Just for ha ha's do an lsmod and see what you have loaded if anything.
On mine, lsmod lists the following sound-related modules:
cs4232
uart401
ad1848
sound
soundcore
Use this list and search through /lib/modules/2.4.20 and see if your missing any. Check kernel.conf to make sure all of these are compiled as modules. Remember, you have to compile sound support, OSS support, and the OSS driver - as well as uart401 etc all as modules.
I am almost certain that you must have missed one - only because I kept getting the same error untill I made certain all drivers were modularized. Of course, your soundcard may be different from mine - I think they might be the same tho.
Major pain in the AS3 - I've heard the 600 is a bear to get linux up and running on. Did you get the mwave modem to work? I can't even get that to work right in winbloze.
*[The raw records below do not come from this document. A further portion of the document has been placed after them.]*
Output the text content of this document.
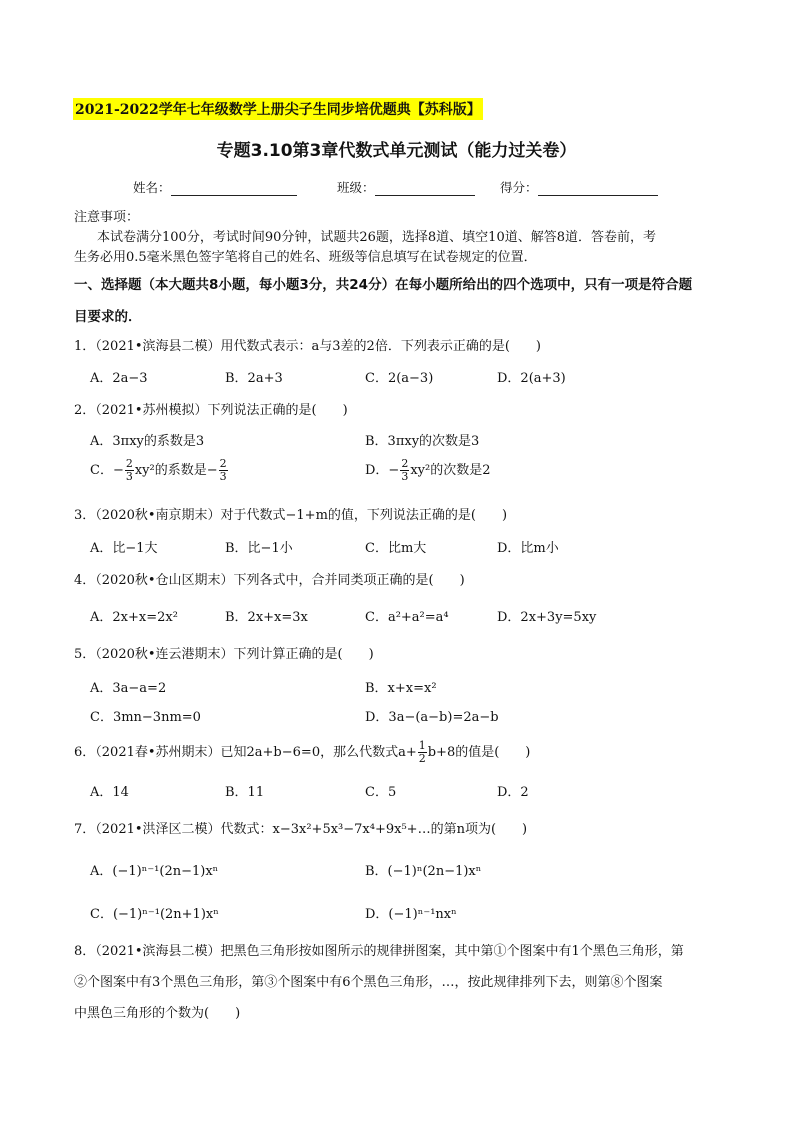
2021-2022学年七年级数学上册尖子生同步培优题典【苏科版】
专题3.10第3章代数式单元测试（能力过关卷）
姓名：	班级：	得分：
注意事项：
本试卷满分100分，考试时间90分钟，试题共26题，选择8道、填空10道、解答8道．答卷前，考
生务必用0.5毫米黑色签字笔将自己的姓名、班级等信息填写在试卷规定的位置．
一、选择题（本大题共8小题，每小题3分，共24分）在每小题所给出的四个选项中，只有一项是符合题
目要求的．
1．（2021•滨海县二模）用代数式表示：a与3差的2倍．下列表示正确的是(　　)
A．2a−3	B．2a+3	C．2(a−3)	D．2(a+3)
2．（2021•苏州模拟）下列说法正确的是(　　)
A．3πxy的系数是3	B．3πxy的次数是3
C．− $\frac{2}{3} xy^2$的系数是− $\frac{2}{3}$	D．− $\frac{2}{3} xy^2$的次数是2
3．（2020秋•南京期末）对于代数式−1+m的值，下列说法正确的是(　　)
A．比−1大	B．比−1小	C．比m大	D．比m小
4．（2020秋•仓山区期末）下列各式中，合并同类项正确的是(　　)
A．2x+x=2x²	B．2x+x=3x	C．a²+a²=a⁴	D．2x+3y=5xy
5．（2020秋•连云港期末）下列计算正确的是(　　)
A．3a−a=2	B．x+x=x²
C．3mn−3nm=0	D．3a−(a−b)=2a−b
6．（2021春•苏州期末）已知2a+b−6=0，那么代数式$a+ \frac{1}{2} b+8$的值是(　　)
A．14	B．11	C．5	D．2
7．（2021•洪泽区二模）代数式：x−3x²+5x³−7x⁴+9x⁵+…的第n项为(　　)
A．(−1)ⁿ⁻¹(2n−1)xⁿ	B．(−1)ⁿ(2n−1)xⁿ
C．(−1)ⁿ⁻¹(2n+1)xⁿ	D．(−1)ⁿ⁻¹nxⁿ
8．（2021•滨海县二模）把黑色三角形按如图所示的规律拼图案，其中第①个图案中有1个黑色三角形，第
②个图案中有3个黑色三角形，第③个图案中有6个黑色三角形，…，按此规律排列下去，则第⑧个图案
中黑色三角形的个数为(　　)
My lsmod varies depending on the kernel that I'm running, but I usually have soundcore loaded at a minium. I delved into the lib/modules/2.4.20 deeply over the last few days. I would try to load snd-cs4236 and watch the errors, looking for missing modules. I would locate them, then load using insmod, and finally try to load cs4236 again. When I finished, the list looked something like this:
This isn't the particular order I actually had to initialize them in, only the order I wrote them down. I created a script using to initialize these manually using insmod. When I finally get them all loaded, then I simply get the 'init_module: no such device" error followed by the hint to check ports and IRQs.
Last night I emailed Thomas Hood and quizzed him on the errors that I was getting. This is a portion of his response:
"Use PS2.EXE, not Windows, to select the resources used by
your sound hardware. Disable MPU-401 and joystick ports;
these aren't necessary. In the firmware setup program
("Easy Setup"), disable "Quick Boot". Reboot into Linux.
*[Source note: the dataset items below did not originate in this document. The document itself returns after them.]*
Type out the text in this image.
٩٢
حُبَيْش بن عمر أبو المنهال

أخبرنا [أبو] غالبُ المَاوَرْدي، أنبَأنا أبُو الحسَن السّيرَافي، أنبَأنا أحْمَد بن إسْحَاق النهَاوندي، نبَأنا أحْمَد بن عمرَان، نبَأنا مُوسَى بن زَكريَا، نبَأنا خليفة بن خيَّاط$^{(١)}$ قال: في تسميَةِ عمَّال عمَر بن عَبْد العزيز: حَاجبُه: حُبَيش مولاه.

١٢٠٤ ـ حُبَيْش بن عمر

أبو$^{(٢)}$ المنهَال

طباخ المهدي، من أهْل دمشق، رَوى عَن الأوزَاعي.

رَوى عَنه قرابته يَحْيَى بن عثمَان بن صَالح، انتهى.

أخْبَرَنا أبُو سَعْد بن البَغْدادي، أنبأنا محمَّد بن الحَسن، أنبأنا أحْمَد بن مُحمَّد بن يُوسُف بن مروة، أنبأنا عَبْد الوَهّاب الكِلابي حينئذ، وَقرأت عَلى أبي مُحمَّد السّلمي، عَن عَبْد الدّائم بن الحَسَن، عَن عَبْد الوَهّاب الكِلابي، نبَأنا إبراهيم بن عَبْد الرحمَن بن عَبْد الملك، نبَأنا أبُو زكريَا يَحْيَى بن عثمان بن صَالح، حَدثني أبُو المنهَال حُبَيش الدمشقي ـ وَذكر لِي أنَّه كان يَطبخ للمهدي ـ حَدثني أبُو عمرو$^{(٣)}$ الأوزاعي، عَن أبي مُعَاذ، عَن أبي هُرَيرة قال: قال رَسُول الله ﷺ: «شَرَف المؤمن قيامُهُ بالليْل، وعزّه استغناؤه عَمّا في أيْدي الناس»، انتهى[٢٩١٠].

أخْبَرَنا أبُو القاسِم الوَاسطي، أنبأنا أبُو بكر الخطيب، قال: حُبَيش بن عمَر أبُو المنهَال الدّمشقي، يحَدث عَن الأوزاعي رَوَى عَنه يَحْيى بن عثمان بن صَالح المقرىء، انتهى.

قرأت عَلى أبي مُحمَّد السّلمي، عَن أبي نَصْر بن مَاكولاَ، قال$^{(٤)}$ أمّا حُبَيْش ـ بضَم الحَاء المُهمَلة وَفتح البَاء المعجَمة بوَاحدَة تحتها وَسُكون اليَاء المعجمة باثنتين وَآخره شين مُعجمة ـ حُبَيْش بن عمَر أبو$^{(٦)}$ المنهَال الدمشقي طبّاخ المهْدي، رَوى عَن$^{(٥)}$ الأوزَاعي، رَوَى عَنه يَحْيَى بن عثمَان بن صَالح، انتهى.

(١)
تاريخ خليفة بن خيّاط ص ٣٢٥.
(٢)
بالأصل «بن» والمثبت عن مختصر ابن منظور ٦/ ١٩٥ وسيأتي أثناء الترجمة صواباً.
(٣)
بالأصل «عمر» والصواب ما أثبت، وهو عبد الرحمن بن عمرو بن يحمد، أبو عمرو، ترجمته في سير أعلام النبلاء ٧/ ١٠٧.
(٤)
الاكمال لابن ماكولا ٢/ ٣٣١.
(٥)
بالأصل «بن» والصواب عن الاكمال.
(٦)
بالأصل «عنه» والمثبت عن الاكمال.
It is useful to have a kernel that supports access to the
PnP BIOS; this allows you to check that the hardware
resources have been set correctly. (See the "Resource
configuration tools" section of the tpctl home page http://tpctl.sourceforge.net/ .) Do not run sndconfig.
Use my /etc/modutils/sound as the sound part of your
/etc/modules.conf, but uncomment the line
"alias sndcard snd-cs4236" and double check that the
resources selected are the same ones you selected using
PS2.EXE. Make sure that these are the only sound configuration
lines in your /etc/modules.conf."
I downloaded the utility and was able to use a DOS boot floppy to bring up a DOS shell and run the program. It was kind of cool because it showed me the exact ports and IRQs of the card (and modem and parallel, etc). I noticed that it wasn't enabled, so I enabled it. Then I rebooted, verified that quick boot was disabled, then booted and recompiled the 2.4.20 kernel with everything under sound that could be modulized selected.
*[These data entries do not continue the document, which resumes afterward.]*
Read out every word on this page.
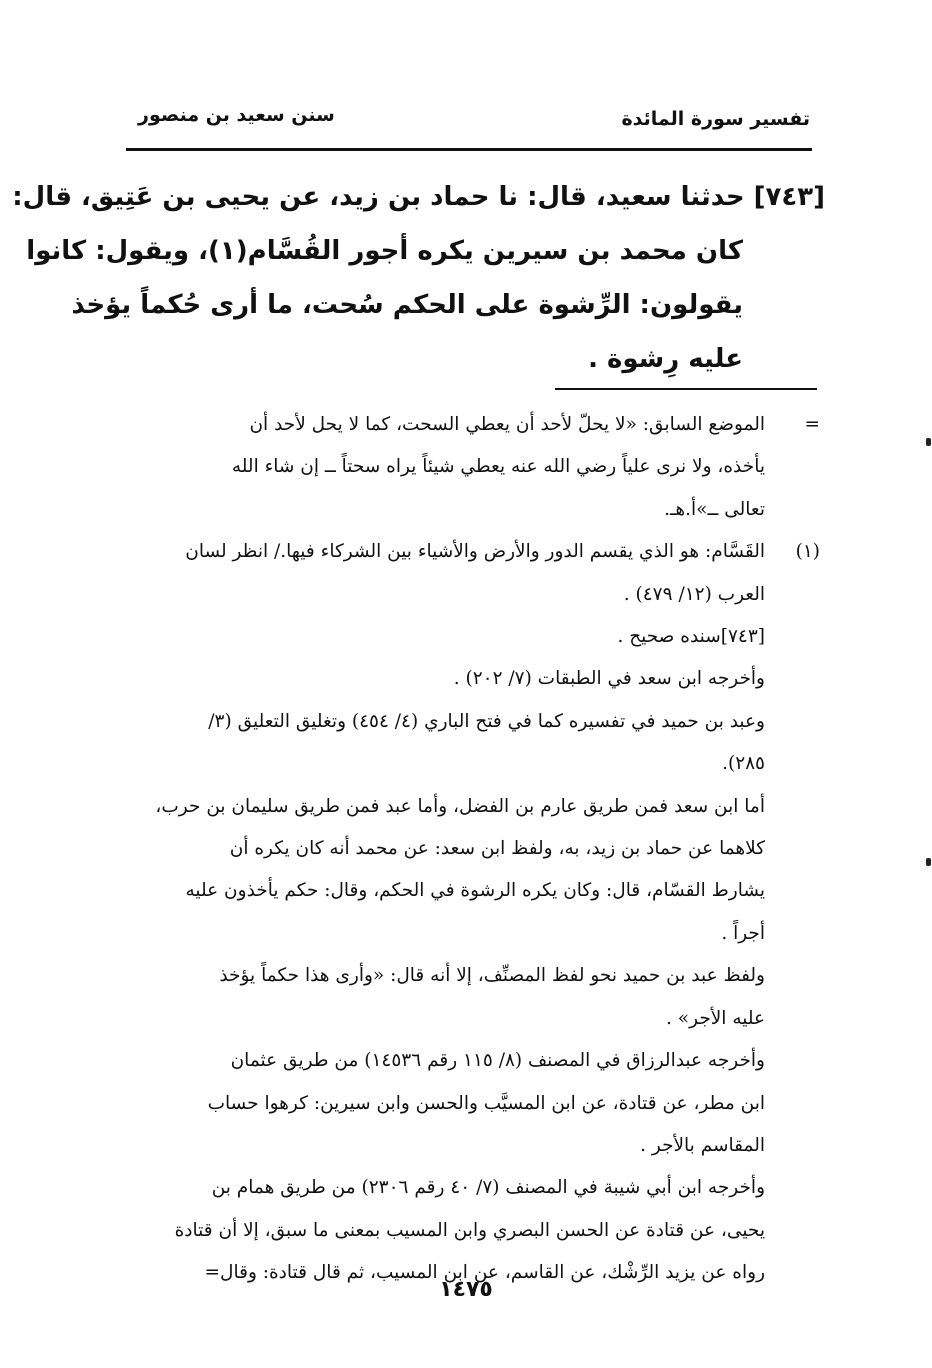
تفسير سورة المائدة
سنن سعيد بن منصور
[٧٤٣] حدثنا سعيد، قال: نا حماد بن زيد، عن يحيى بن عَتِيق، قال:
كان محمد بن سيرين يكره أجور القُسَّام(١)، ويقول: كانوا
يقولون: الرِّشوة على الحكم سُحت، ما أرى حُكماً يؤخذ
عليه رِشوة .
=الموضع السابق: «لا يحلّ لأحد أن يعطي السحت، كما لا يحل لأحد أن
يأخذه، ولا نرى علياً رضي الله عنه يعطي شيئاً يراه سحتاً ــ إن شاء الله
تعالى ــ»أ.هـ.
(١)القَسَّام: هو الذي يقسم الدور والأرض والأشياء بين الشركاء فيها./ انظر لسان
العرب (١٢/ ٤٧٩) .
[٧٤٣]سنده صحيح .
وأخرجه ابن سعد في الطبقات (٧/ ٢٠٢) .
وعبد بن حميد في تفسيره كما في فتح الباري (٤/ ٤٥٤) وتغليق التعليق (٣/
٢٨٥).
أما ابن سعد فمن طريق عارم بن الفضل، وأما عبد فمن طريق سليمان بن حرب،
كلاهما عن حماد بن زيد، به، ولفظ ابن سعد: عن محمد أنه كان يكره أن
يشارط القسّام، قال: وكان يكره الرشوة في الحكم، وقال: حكم يأخذون عليه
أجراً .
ولفظ عبد بن حميد نحو لفظ المصنِّف، إلا أنه قال: «وأرى هذا حكماً يؤخذ
عليه الأجر» .
وأخرجه عبدالرزاق في المصنف (٨/ ١١٥ رقم ١٤٥٣٦) من طريق عثمان
ابن مطر، عن قتادة، عن ابن المسيَّب والحسن وابن سيرين: كرهوا حساب
المقاسم بالأجر .
وأخرجه ابن أبي شيبة في المصنف (٧/ ٤٠ رقم ٢٣٠٦) من طريق همام بن
يحيى، عن قتادة عن الحسن البصري وابن المسيب بمعنى ما سبق، إلا أن قتادة
رواه عن يزيد الرِّشْك، عن القاسم، عن ابن المسيب، ثم قال قتادة: وقال=
١٤٧٥
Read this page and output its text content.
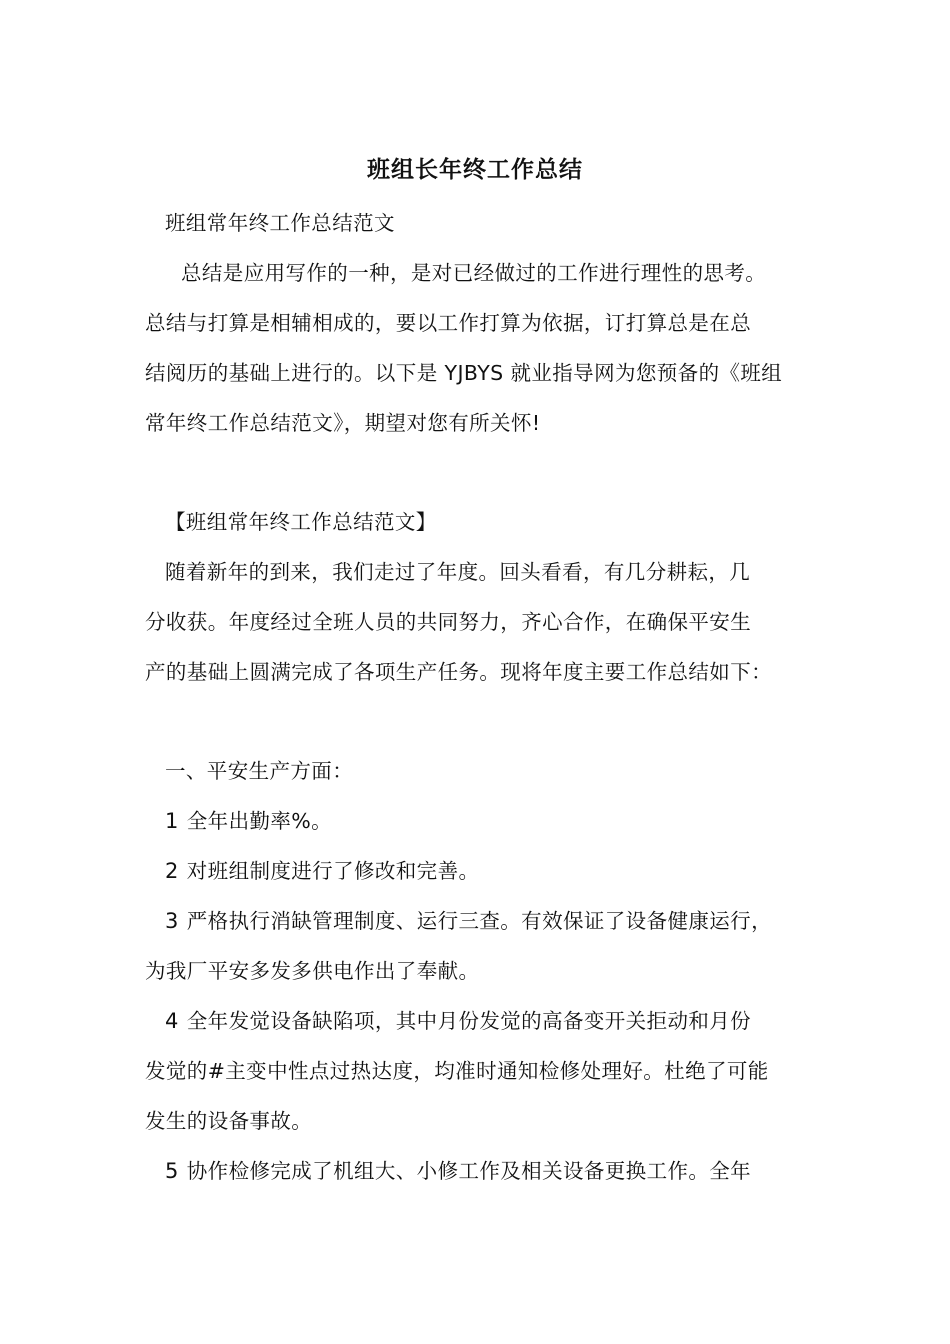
班组长年终工作总结
班组常年终工作总结范文
总结是应用写作的一种，是对已经做过的工作进行理性的思考。
总结与打算是相辅相成的，要以工作打算为依据，订打算总是在总
结阅历的基础上进行的。以下是 YJBYS 就业指导网为您预备的《班组
常年终工作总结范文》，期望对您有所关怀!
【班组常年终工作总结范文】
随着新年的到来，我们走过了年度。回头看看，有几分耕耘，几
分收获。年度经过全班人员的共同努力，齐心合作，在确保平安生
产的基础上圆满完成了各项生产任务。现将年度主要工作总结如下：
一、平安生产方面：
1 全年出勤率%。
2 对班组制度进行了修改和完善。
3 严格执行消缺管理制度、运行三查。有效保证了设备健康运行，
为我厂平安多发多供电作出了奉献。
4 全年发觉设备缺陷项，其中月份发觉的高备变开关拒动和月份
发觉的#主变中性点过热达度，均准时通知检修处理好。杜绝了可能
发生的设备事故。
5 协作检修完成了机组大、小修工作及相关设备更换工作。全年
Still nothing. I guess I'll keep hammering at it until it breaks or I do.
I haven't tried the modem yet, but that's next on my list. Worst case with that is I yank the pcmica one from my Toshiba. I'm not so worried about that working. But, you might want to read some of the links on the linux-thinkpad site that talks about IBM having an MWave driver for Linux and maybe download the PS2 utility.
This may or may not apply to you. Never used Linux on a laptop or even seen that soundcard, but anyway...
When you mention ALSA, you also seem to mention OSS support in the kernel. You should not have this. If you want to install ALSA drivers then the only sound option you should enable in the kernel is Sound Support. Here's a quote from the LFS book on compiling it:
Quote:
Before installing the alsa-drivers note that in your kernel configuration you should have Sound Card Support (CONFIG_SOUND) enabled but nothing else in the Sound menu (with the possible exception of TV Card Mixer support. In particular you should not have OSS Sound Modules enabled as this will cause problems when loading the alsa driver modules.
Again, I'm not absolutely clear that this is the case, but it's worth trying it out.